In a letter to Committee for a Responsible Federal Budget President Maya MacGuineas released Friday, NAFCU President/CEO Fred Becker takes issue with the group’s new policy paper on corporate tax reform and a corresponding interactive tax reform calculator.
Both CRFB releases include the repeal of the credit union tax exemption as a means to lower the corporate tax rate.
The white paper, released Wednesday, said, “Within the tax corporate tax code, there are a number of narrowly focused provisions which benefit only one or a few industries. Though some of these tax expenditures may have important justifications, they can also lead to an unequal playing field where the government is picking winners and losers.”
“Examples include various tax preferences for extractive industries like oil and gas, the exemption of credit union income, the low-income housing credit which subsidizes housing construction, and the Blue Cross/Blue Shield deduction.”
The paper is posted on the CRFB’s website, promoted on its front page, and includes a tax reform calculator that invites users to create their own tax reform plan. A list of possible reforms, including credit union tax exemption in a section of possible tax expenditures that could be eliminated, can be “checked” and deducted from the corporate tax rate.
The interactive tool cites data from the Joint Committee on Taxation, and values the credit union exemption as having a tax revenue value of $2 billion per year. Eliminating the credit union exemption, the calculator claims, would generate enough tax revenue to drop the corporate tax rate 0.2%.
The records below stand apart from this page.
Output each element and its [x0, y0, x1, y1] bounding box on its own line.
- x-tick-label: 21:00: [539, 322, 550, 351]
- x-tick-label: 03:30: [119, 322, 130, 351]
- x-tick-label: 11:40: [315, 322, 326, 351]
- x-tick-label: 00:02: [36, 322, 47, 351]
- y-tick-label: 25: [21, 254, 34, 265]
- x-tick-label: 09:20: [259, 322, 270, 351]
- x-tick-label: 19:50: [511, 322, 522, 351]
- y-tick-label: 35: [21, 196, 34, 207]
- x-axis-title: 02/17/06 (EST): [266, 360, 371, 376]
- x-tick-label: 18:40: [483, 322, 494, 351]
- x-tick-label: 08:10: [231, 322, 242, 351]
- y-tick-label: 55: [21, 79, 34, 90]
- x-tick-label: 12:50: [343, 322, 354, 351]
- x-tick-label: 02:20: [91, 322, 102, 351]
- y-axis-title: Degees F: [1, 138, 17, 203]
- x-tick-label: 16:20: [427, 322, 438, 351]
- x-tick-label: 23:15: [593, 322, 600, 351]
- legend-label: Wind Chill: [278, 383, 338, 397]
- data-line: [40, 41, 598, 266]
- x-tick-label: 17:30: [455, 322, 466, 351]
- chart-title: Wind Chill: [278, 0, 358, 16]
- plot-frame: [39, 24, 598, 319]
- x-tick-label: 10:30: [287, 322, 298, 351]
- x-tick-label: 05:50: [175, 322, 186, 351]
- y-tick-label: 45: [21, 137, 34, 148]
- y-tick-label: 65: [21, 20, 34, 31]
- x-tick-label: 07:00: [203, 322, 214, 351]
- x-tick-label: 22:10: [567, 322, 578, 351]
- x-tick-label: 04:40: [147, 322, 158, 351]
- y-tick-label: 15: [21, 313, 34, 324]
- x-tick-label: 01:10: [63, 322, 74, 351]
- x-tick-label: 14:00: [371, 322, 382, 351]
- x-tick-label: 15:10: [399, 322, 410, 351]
Becker, in his reply, wrote, “While we fully recognize and appreciate the need for a comprehensive national dialogue on the fiscal future of our country and support efforts to explore related policy options, we believe that the presentation of the tax calculator is such that users who choose to hypothetically eliminate the credit union tax exemption would, unfortunately, not have the means to accurately perceive the impact on consumers, businesses and the U.S. economy.”
Becker urges the committee to review a recent NAFCU study on the credit union tax exemption, that found removing the credit union tax exemption would actually cost, not save, the federal government $15 billion in lost income tax revenue over 10 years, due to the negative impact on the nation’s economy.
That study also found that GDP would be reduced by $148 billion and 1.5 million jobs would be lost over the next decade, Becker added.
Becker asked in the letter to meet with MacGuineas to discuss the issue.
Many speakers at NAFCU’s Congressional Caucus earlier this month said Congress intends to tackle tax reform next year, and the credit union exemption has already been targeted by the banking lobby.